ALS is a neurodegenerative disease that slowly and inexorably causes paralysis, then death. Loss of motor control may begin in the arms or legs, or with impaired speech, and ultimately compromise breathing. ALS is sometimes called Lou Gehrig's disease. About 5 in 100,000 people are affected, and there is no known cure.
The relationship between inflammation and ALS progression is well established in humans and animal models, and many genes influencing disease development have been identified.
"While inflammation exacerbates disease in ALS patients, this inflammation is suppressed in some patients," Henkel said. "The data in our article suggest that regulatory T cells can suppress this inflammation."
In their EMBO paper, Henkel, Professor of Neurology and Chair Stanley Appel, M.D., and their team provided supportive evidence that the genes FoxP3, TGFβ, IL4, and Gata3 are involved in ALS development. But Henkel and Appel's work also suggests FoxP3 is the best indicator of disease progression when ALS symptoms first appear.

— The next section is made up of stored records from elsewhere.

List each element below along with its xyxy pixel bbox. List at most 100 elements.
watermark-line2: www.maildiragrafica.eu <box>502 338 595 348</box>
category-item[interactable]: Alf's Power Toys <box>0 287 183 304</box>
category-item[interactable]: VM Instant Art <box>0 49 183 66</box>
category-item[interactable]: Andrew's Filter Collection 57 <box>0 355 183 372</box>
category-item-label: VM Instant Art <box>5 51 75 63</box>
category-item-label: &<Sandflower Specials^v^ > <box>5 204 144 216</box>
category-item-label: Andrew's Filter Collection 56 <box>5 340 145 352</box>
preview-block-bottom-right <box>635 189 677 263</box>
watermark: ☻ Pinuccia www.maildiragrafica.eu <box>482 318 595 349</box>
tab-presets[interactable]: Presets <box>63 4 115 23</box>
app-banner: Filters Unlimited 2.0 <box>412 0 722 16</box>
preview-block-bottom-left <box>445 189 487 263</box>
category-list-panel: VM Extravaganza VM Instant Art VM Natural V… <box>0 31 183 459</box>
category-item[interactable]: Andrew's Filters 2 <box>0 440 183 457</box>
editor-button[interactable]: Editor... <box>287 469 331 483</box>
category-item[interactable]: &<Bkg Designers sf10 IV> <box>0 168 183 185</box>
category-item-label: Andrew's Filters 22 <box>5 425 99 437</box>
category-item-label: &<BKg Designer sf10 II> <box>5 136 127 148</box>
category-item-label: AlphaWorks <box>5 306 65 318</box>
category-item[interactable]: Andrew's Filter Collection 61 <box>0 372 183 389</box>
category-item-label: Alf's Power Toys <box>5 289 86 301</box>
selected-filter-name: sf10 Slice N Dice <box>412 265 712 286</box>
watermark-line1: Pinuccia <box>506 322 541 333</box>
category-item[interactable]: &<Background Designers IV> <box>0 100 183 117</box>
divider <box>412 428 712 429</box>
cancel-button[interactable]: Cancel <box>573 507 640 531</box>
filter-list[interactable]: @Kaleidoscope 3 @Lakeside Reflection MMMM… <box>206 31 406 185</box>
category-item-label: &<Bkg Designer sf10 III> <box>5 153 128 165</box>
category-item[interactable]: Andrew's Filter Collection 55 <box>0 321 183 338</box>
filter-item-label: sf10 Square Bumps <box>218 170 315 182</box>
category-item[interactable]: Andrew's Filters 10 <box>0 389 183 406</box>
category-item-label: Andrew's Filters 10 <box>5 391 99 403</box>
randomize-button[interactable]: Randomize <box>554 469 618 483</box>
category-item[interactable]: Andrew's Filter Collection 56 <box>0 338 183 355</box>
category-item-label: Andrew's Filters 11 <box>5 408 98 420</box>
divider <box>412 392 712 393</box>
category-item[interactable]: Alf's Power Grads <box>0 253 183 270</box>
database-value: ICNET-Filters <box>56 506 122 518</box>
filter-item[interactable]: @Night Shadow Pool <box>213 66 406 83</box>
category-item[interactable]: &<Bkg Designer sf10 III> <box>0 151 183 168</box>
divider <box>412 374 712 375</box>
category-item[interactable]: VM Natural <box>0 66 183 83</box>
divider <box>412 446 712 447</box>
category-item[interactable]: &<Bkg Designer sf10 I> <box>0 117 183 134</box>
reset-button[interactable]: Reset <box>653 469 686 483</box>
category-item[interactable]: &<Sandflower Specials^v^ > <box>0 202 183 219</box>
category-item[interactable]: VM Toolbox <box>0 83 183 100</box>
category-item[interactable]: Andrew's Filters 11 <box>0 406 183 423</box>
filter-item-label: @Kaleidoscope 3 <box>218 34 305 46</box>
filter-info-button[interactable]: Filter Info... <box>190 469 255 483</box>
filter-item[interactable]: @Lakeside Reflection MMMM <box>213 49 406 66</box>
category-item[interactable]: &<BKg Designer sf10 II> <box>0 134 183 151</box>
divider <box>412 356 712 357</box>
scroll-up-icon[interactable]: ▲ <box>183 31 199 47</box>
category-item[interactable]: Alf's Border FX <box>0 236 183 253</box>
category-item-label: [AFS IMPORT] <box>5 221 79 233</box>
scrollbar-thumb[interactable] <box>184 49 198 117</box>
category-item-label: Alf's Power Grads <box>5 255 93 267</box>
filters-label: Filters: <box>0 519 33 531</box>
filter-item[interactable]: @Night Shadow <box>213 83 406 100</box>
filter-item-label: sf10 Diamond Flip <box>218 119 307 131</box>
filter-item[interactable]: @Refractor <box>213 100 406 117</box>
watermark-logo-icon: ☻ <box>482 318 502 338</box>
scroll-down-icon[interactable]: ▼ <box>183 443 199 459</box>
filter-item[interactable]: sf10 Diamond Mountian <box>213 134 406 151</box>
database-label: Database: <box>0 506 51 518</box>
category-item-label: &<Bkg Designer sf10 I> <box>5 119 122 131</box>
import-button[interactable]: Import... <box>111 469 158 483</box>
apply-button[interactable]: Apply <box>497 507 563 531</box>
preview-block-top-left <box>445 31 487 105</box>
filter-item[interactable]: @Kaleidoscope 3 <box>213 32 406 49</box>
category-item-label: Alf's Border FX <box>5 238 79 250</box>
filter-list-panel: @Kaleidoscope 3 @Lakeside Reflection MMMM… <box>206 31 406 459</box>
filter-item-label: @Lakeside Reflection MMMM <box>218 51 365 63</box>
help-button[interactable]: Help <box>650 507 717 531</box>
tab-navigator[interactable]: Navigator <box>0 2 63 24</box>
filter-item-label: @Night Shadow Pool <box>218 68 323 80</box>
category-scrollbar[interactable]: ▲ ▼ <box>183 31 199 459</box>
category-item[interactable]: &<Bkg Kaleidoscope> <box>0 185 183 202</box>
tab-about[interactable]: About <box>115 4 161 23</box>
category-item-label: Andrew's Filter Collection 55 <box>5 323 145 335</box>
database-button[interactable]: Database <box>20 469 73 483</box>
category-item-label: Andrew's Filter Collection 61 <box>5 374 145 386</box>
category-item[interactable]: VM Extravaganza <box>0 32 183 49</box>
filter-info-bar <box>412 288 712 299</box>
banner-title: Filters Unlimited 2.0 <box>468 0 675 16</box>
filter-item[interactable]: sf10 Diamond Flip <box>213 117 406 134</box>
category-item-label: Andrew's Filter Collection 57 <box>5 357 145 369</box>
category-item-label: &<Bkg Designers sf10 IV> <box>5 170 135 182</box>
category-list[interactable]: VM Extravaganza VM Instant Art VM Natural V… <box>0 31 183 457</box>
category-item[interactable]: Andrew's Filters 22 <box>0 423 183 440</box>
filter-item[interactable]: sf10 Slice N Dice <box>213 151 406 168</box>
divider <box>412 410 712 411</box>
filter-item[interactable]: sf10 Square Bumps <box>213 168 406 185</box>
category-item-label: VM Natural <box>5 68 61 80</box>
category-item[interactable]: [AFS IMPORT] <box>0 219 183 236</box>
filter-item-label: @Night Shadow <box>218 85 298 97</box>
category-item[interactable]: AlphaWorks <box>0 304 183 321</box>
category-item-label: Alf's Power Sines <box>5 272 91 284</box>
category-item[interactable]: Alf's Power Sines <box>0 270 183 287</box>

"While expression of FoxP3, TGFβ, IL4, and Gata3 may serve as indicators for latter stages of the disease, our work suggests only FoxP3 was a prognostic indicator early in the disease," Henkel said. "After following a group of ALS patients for three and a half years, low FoxP3 levels predicted a rapidly progressing disease 80 percent of the time."
Foxp3 and Gata3 are transcription factors that influence production of regulatory T cells, and Th2 "helper" T cells. TGFβ and IL-4 (interleukin 4) are anti-inflammatory cytokines.